Physicist and anti-theist Victor Stenger famously claimed "Science flies you to the moon. Religion flies you into buildings." This kind of throwaway line is standard fare for the new atheist types and is often repeated via memes shared on social media sites. Stenger isn't the only one who thinks religion is a way to manipulate others into doing immoral acts. Sam Harris claimed "One of the most pernicious effects of religion is that it tends to divorce morality from the reality of human and animal suffering. Religion allows people to imagine that their concerns are moral when they are not."1
I'm not sure how Harris concluded that religion divorces morality from suffering. If he were a true student of world religions he would recognize that the question of human suffering is the primary focus of most faiths. Hindus seek to be come closer to the divine, eliminating the suffering associated with the cycle of reincarnation. Buddhists teach balance to avoid pain and suffering. Islam holds suffering as Christianity focuses on eliminating suffering by eliminating sin and its consequences. While I don't agree with the underlying assumptions of other faiths, it is disingenuous to say that religion divorces morality from suffering. The problem of human suffering is front and center in religious faith.
What about Jihadists?So how do we explain the ISIS or Al Qaeda suicide bombers then? Isn't it obvious that such horrendous acts are religiously motivated? I would say it's true only in part. Islam is a faith that offers Muhammad as its exemplar—the model Muslim to which all others should aspire. Muhammad was a warrior who slaughtered innocents and the famous "sword verses" of the Qur'an commands the faithful to "slay the idolaters wherever you find them, and take them, and confine them, and lie in wait for them at every place of ambush." (Sura 9:5) and "When you encounter the unbeliever, strike off their heads until you have made a great slaughter among them" (Sura 47:4). Also, the Qur'an promises a reward to the warrior who dies in his fight for Islam: "So let them fight in the way of God who sell the present life for the world to come; and whosoever fights in the way of God and is slain, or conquers, We shall bring him a mighty wage" (Sura 4:74).

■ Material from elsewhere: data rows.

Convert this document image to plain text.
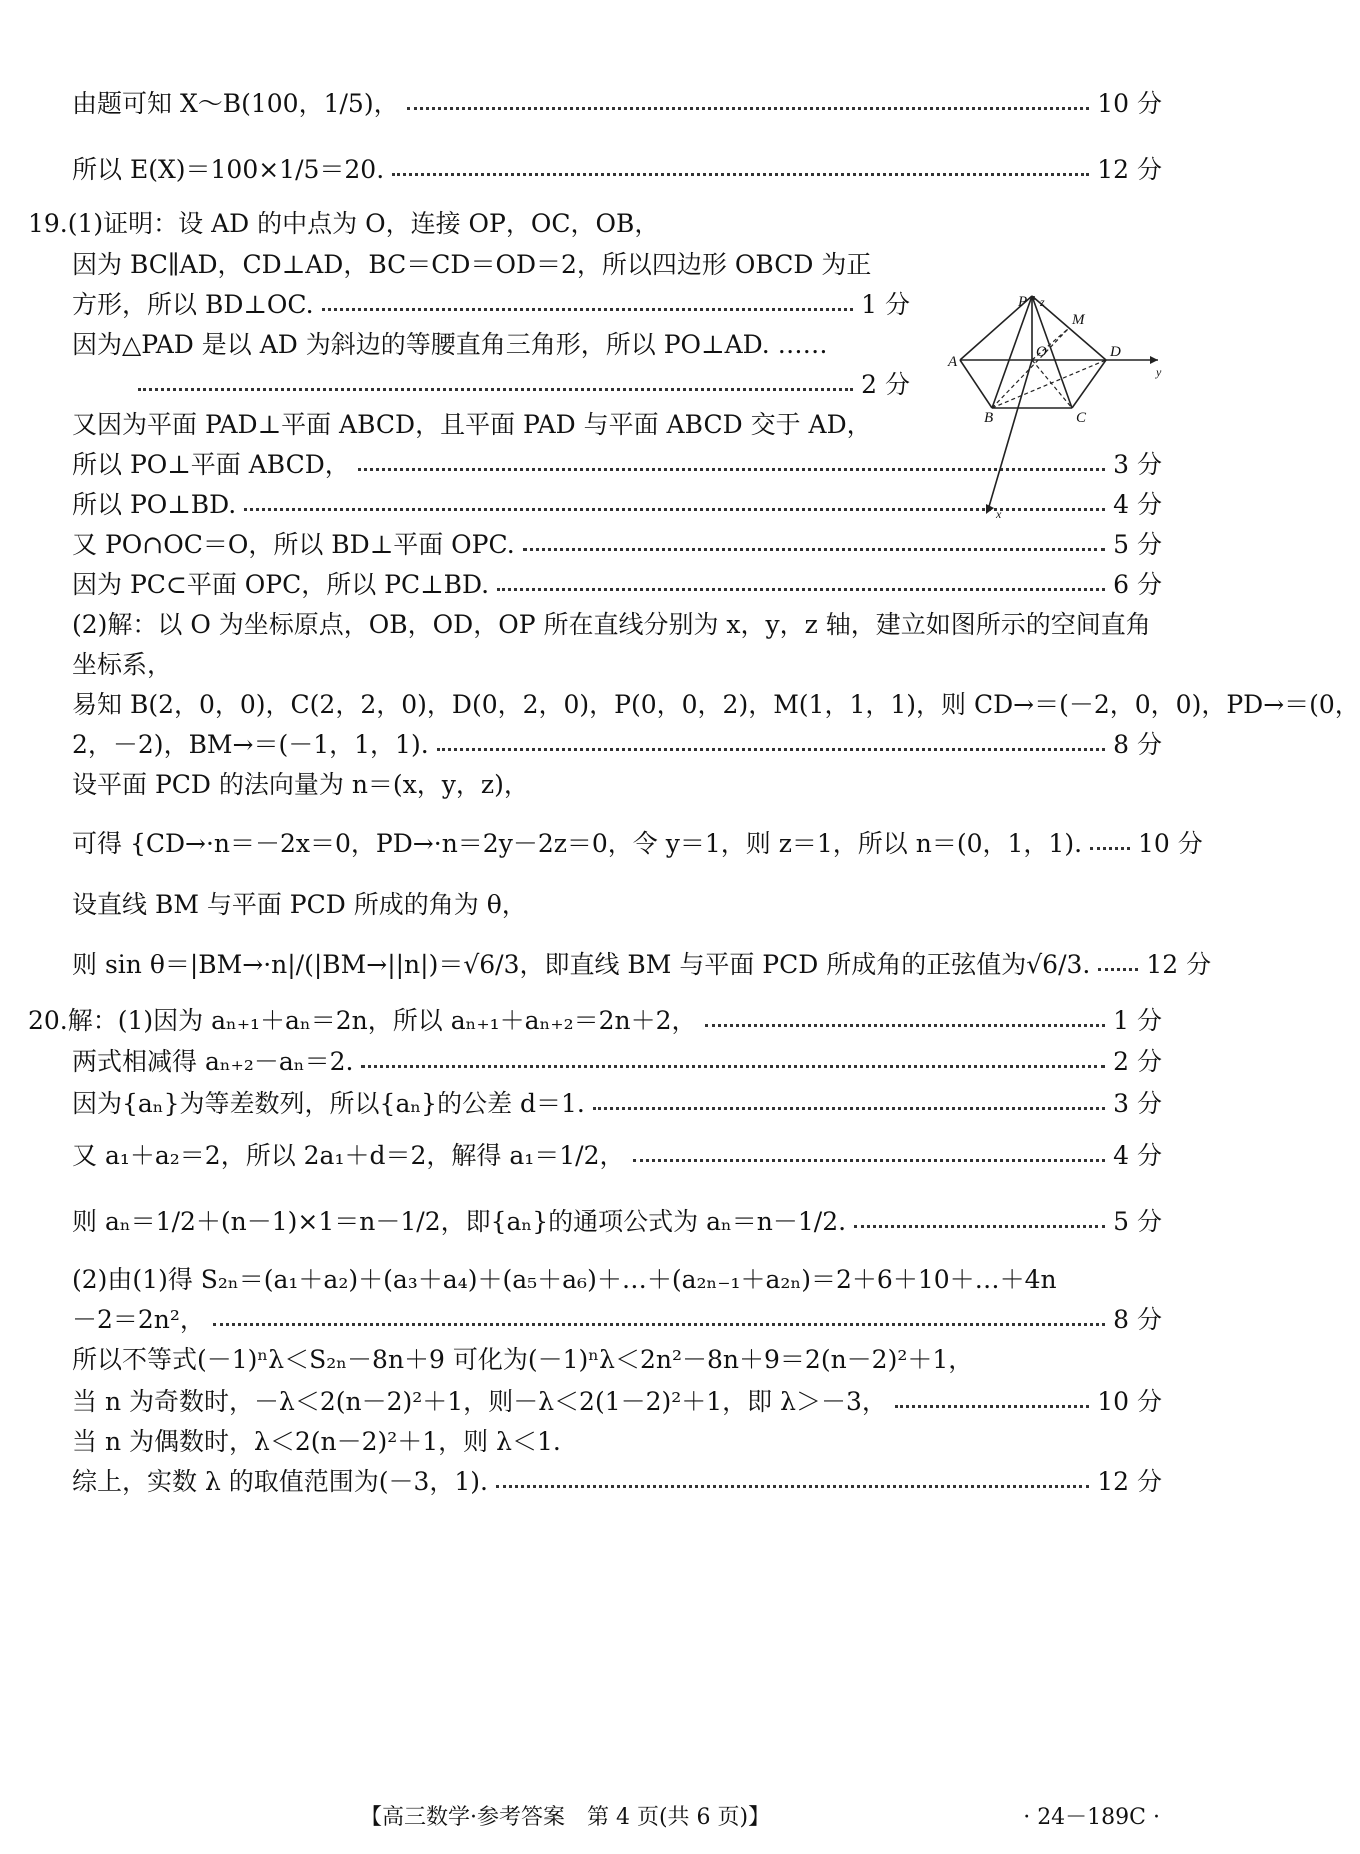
由题可知 X～B(100，1/5)，	10 分
所以 E(X)＝100×1/5＝20.	12 分
19.(1)证明：设 AD 的中点为 O，连接 OP，OC，OB，
因为 BC∥AD，CD⊥AD，BC＝CD＝OD＝2，所以四边形 OBCD 为正
方形，所以 BD⊥OC.	1 分
因为△PAD 是以 AD 为斜边的等腰直角三角形，所以 PO⊥AD. ……
2 分
又因为平面 PAD⊥平面 ABCD，且平面 PAD 与平面 ABCD 交于 AD，
所以 PO⊥平面 ABCD，	3 分
所以 PO⊥BD.	4 分
又 PO∩OC＝O，所以 BD⊥平面 OPC.	5 分
因为 PC⊂平面 OPC，所以 PC⊥BD.	6 分
(2)解：以 O 为坐标原点，OB，OD，OP 所在直线分别为 x，y，z 轴，建立如图所示的空间直角
坐标系，
易知 B(2，0，0)，C(2，2，0)，D(0，2，0)，P(0，0，2)，M(1，1，1)，则 CD→＝(－2，0，0)，PD→＝(0，
2，－2)，BM→＝(－1，1，1).	8 分
设平面 PCD 的法向量为 n＝(x，y，z)，
可得 {CD→·n＝－2x＝0，PD→·n＝2y－2z＝0，令 y＝1，则 z＝1，所以 n＝(0，1，1). 10 分
设直线 BM 与平面 PCD 所成的角为 θ，
则 sin θ＝|BM→·n|/(|BM→||n|)＝√6/3，即直线 BM 与平面 PCD 所成角的正弦值为√6/3. 12 分
20.解：(1)因为 aₙ₊₁＋aₙ＝2n，所以 aₙ₊₁＋aₙ₊₂＝2n＋2，	1 分
两式相减得 aₙ₊₂－aₙ＝2.	2 分
因为{aₙ}为等差数列，所以{aₙ}的公差 d＝1.	3 分
又 a₁＋a₂＝2，所以 2a₁＋d＝2，解得 a₁＝1/2，	4 分
则 aₙ＝1/2＋(n－1)×1＝n－1/2，即{aₙ}的通项公式为 aₙ＝n－1/2.	5 分
(2)由(1)得 S₂ₙ＝(a₁＋a₂)＋(a₃＋a₄)＋(a₅＋a₆)＋…＋(a₂ₙ₋₁＋a₂ₙ)＝2＋6＋10＋…＋4n
－2＝2n²，	8 分
所以不等式(－1)ⁿλ＜S₂ₙ－8n＋9 可化为(－1)ⁿλ＜2n²－8n＋9＝2(n－2)²＋1，
当 n 为奇数时，－λ＜2(n－2)²＋1，则－λ＜2(1－2)²＋1，即 λ＞－3，	10 分
当 n 为偶数时，λ＜2(n－2)²＋1，则 λ＜1.
综上，实数 λ 的取值范围为(－3，1).	12 分
P z
A
O
M
D
y
B	C
x
【高三数学·参考答案　第 4 页(共 6 页)】	· 24－189C ·
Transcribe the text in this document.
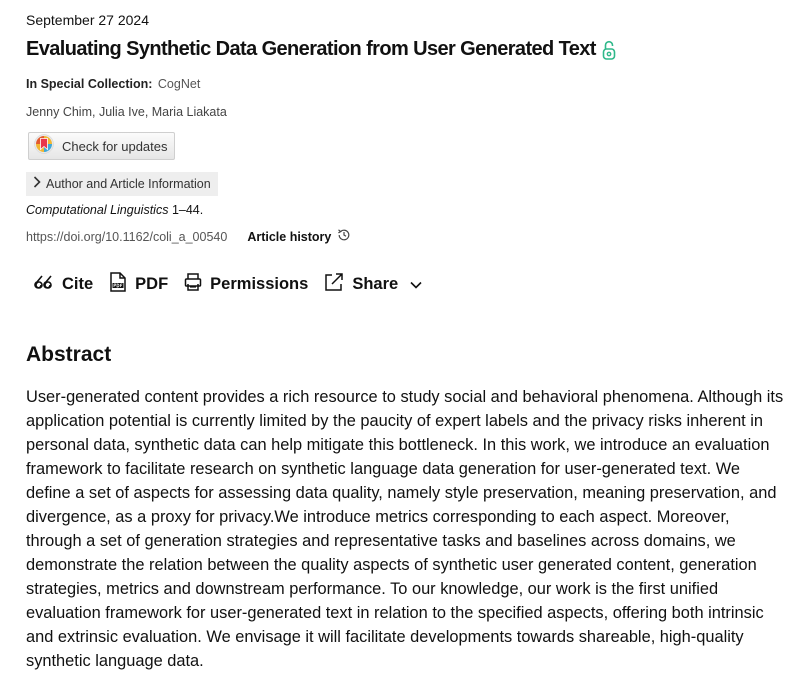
September 27 2024
Evaluating Synthetic Data Generation from User Generated Text
In Special Collection: CogNet
Jenny Chim, Julia Ive, Maria Liakata
Check for updates
Author and Article Information
Computational Linguistics 1–44.
https://doi.org/10.1162/coli_a_00540 Article history
Cite	PDF	Permissions	Share
Abstract

User-generated content provides a rich resource to study social and behavioral phenomena. Although its application potential is currently limited by the paucity of expert labels and the privacy risks inherent in personal data, synthetic data can help mitigate this bottleneck. In this work, we introduce an evaluation framework to facilitate research on synthetic language data generation for user-generated text. We define a set of aspects for assessing data quality, namely style preservation, meaning preservation, and divergence, as a proxy for privacy.We introduce metrics corresponding to each aspect. Moreover, through a set of generation strategies and representative tasks and baselines across domains, we demonstrate the relation between the quality aspects of synthetic user generated content, generation strategies, metrics and downstream performance. To our knowledge, our work is the first unified evaluation framework for user-generated text in relation to the specified aspects, offering both intrinsic and extrinsic evaluation. We envisage it will facilitate developments towards shareable, high-quality synthetic language data.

Because Islam offers both the commands of the Qur'an and the example of Muhammad, it allows for jihadists to kill themselves while killing the enemy in the name of martyrdom. But that doesn't mean suicide terrorism is the first resort of Muslims. In fact, it turns out that suicide terrorism isn't a historically popular strategy for followers of Islam. Robert Pape in his book Dying to Win: The Strategic Logic of Suicide Terrorism notes that there were no suicide attacks by Muslims or any other groups from 1945 to 1980. From 1980 through 2003, Pape catalogued 315 suicide terrorism campaigns around the world with 462 individual suicide terrorists.2 Pape notes that "every suicide campaign from 1980 to 2003 has had as a major objective –or as its central objective—coercing a foreign government that has military forces in what they see as their homeland to take those forces out." 3Pape concludes, "The bottom line, then, is that suicide terrorism is mainly a response to foreign occupation."4 So, politics and power are the real motivation for terrorist campaigns. It thrives in Islam because the belief system doesn't contradict its use.
What about the Destructive Power of Science?The biggest problem with Stenger's quip is it is so self-selective. It gives a rosy picture of science by the example of one of our greate3st achievements and then contrasts it with one of our greatest horrors. But it isn't "science" that flies us to the moon. It's human beings who do that. Science allows human beings to understand thrust and gravity. It is a tool to help us accomplish whatever goals we have. Humans used science to develop the planes that Stenger seems to be so worried about, but he doesn't mention that. We use science to construct better weapons, too, producing some of them most incredible destructive powers on earth. Without science, we would never have had a Hiroshima or Nagasaki. And without religion, we would never have a Mother Theresa or a Father Damien.
The Golden Rule and the concept of the Good Samaritan find their origin in Christianity. Dr. Alvin J. Schmidt explains that it was the teachings of Jesus that "elevated brutish standards of morality, halted infanticide, enhanced human life, emancipated women, abolished slavery, inspired charities and relief organizations, created hospitals, established orphanages, and founded schools."5
Harris and Stenger's comments not only show their bias, but they are demonstrably wrong. They have simply created straw men in order to easily knock them down. Perhaps if they showed a little more Christian charity toward those with whom they disagree, they wouldn't be so nasty and could see things a bit more clearly.
References1. Harris, Sam. Letter to a Christian Nation. New York: Vintage, 2006. Print.
2. Pape, Robert Anthony. Dying to Win: The Strategic Logic of Suicide Terrorism. New York: Random House, 2005. Print. 14-16.
3. Pape, 2005. 42.
4. Pape, 2005. 23.
5. Schmidt, Alvin J. How Christianity Changed the World. Grand Rapids: Zondervan, 2008. 8.